|M.Sc Student||Erez Berg|
|Subject||Effective Hamiltonians for Frustrated Antiferromagnets|
|Department||Department of Physics||Supervisor||Full Professor Auerbach Assa|
Frustrated antiferromagnetic systems are characterized by a macroscopic degeneracy in their classical ground state manifold. As a result, any perturbation added to the Hamiltonian generates a new energy scale in which this degeneracy is lifted. In the case of strong quantum fluctuations new kinds of quantum phases can be stabilized. Even though quantum frustrated antiferromagnets have been studied extensively in recent years, both theoretically and experimentally, no clear understanding of their low temperature behavior has emerged, mainly due to the absence of suitable theoretical tools.

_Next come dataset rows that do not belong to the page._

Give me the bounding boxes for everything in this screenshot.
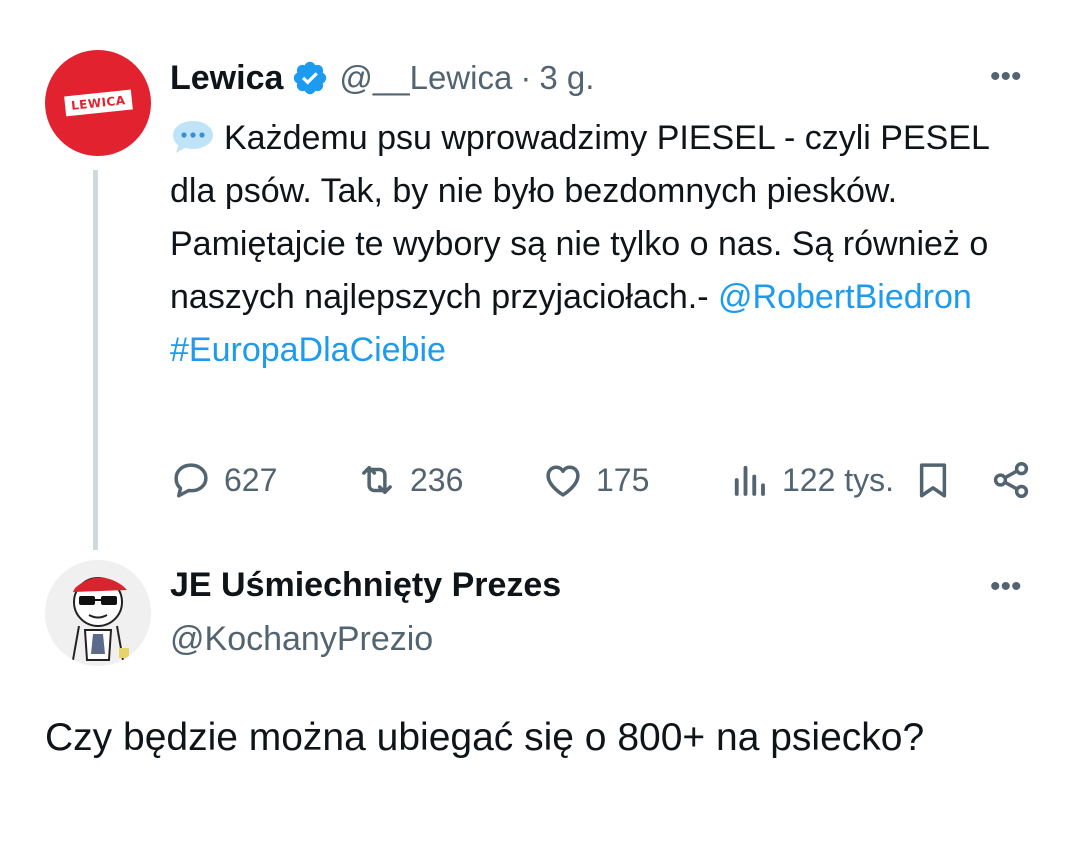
mention-link[interactable]: @RobertBiedron [718, 278, 972, 316]
reply-count: 627 [224, 461, 278, 498]
more-options-icon[interactable]: ••• [990, 60, 1022, 94]
like-icon [546, 465, 580, 497]
hashtag-link[interactable]: #EuropaDlaCiebie [170, 331, 446, 369]
bookmark-button[interactable] [912, 452, 966, 508]
reply-button[interactable]: 627 [170, 452, 277, 508]
avatar-image [45, 560, 151, 666]
views-icon [734, 465, 765, 496]
repost-button[interactable]: 236 [356, 452, 463, 508]
reply-more-options-icon[interactable]: ••• [990, 570, 1022, 604]
views-button[interactable]: 122 tys. [728, 452, 894, 508]
reply-author-handle[interactable]: @KochanyPrezio [170, 620, 433, 659]
share-icon [993, 461, 1029, 499]
avatar-kochanyprezio[interactable] [45, 560, 151, 666]
like-count: 175 [596, 461, 650, 498]
reply-icon [174, 463, 208, 498]
tweet-time[interactable]: 3 g. [539, 59, 594, 97]
repost-count: 236 [410, 461, 464, 498]
reply-text: Czy będzie można ubiegać się o 800+ na p… [45, 716, 925, 759]
like-button[interactable]: 175 [542, 452, 649, 508]
lewica-logo: LEWICA [63, 89, 133, 117]
repost-icon [362, 466, 392, 494]
avatar-lewica[interactable]: LEWICA [45, 50, 151, 156]
bookmark-icon [919, 463, 947, 498]
tweet-actions: 627 236 175 122 tys. [170, 452, 1040, 508]
thread-line [93, 170, 98, 550]
author-name[interactable]: Lewica [170, 59, 283, 98]
share-button[interactable] [990, 452, 1044, 508]
tweet-header: Lewica @__Lewica · 3 g. [170, 56, 594, 100]
reply-author-name[interactable]: JE Uśmiechnięty Prezes [170, 566, 561, 605]
author-handle[interactable]: @__Lewica [339, 59, 512, 97]
speech-bubble-icon [173, 121, 213, 153]
separator-dot: · [520, 59, 532, 96]
tweet-text: Każdemu psu wprowadzimy PIESEL - czyli P… [170, 112, 1000, 377]
views-count: 122 tys. [782, 461, 895, 498]
verified-badge-icon [294, 61, 327, 95]
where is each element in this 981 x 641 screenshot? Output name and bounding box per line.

The main challenge is to understand the nature of the ground state and the low energy excitations.
In this work, we apply the new Contractor Renormalization (CORE) technique to the spin half Heisenberg model on the highly frustrated checkerboard and pyrochlore lattices. This method allows us to identify low energy local coordinates of the system and to derive effective Hamiltonians for these coordinates. These effective Hamiltonians reproduce the low lying spectrum of the original Hamiltonian.
Both the checkerboard and the pyrochlore appear to have a spin gap to triplet excitations. We found that the ground states are composed of local singlets that break lattice symmetry. Experimental signature of these ground states may be found in corresponding lattice disortions. The low singlet excitations are described by small energy scale Ising-like models, where the pseudospins are defined by spin-singlet doublets on tetrahedral blocks. Our effective Hamiltonians can also be used to predict the thermodynamics and to interpret finite size numerical studies.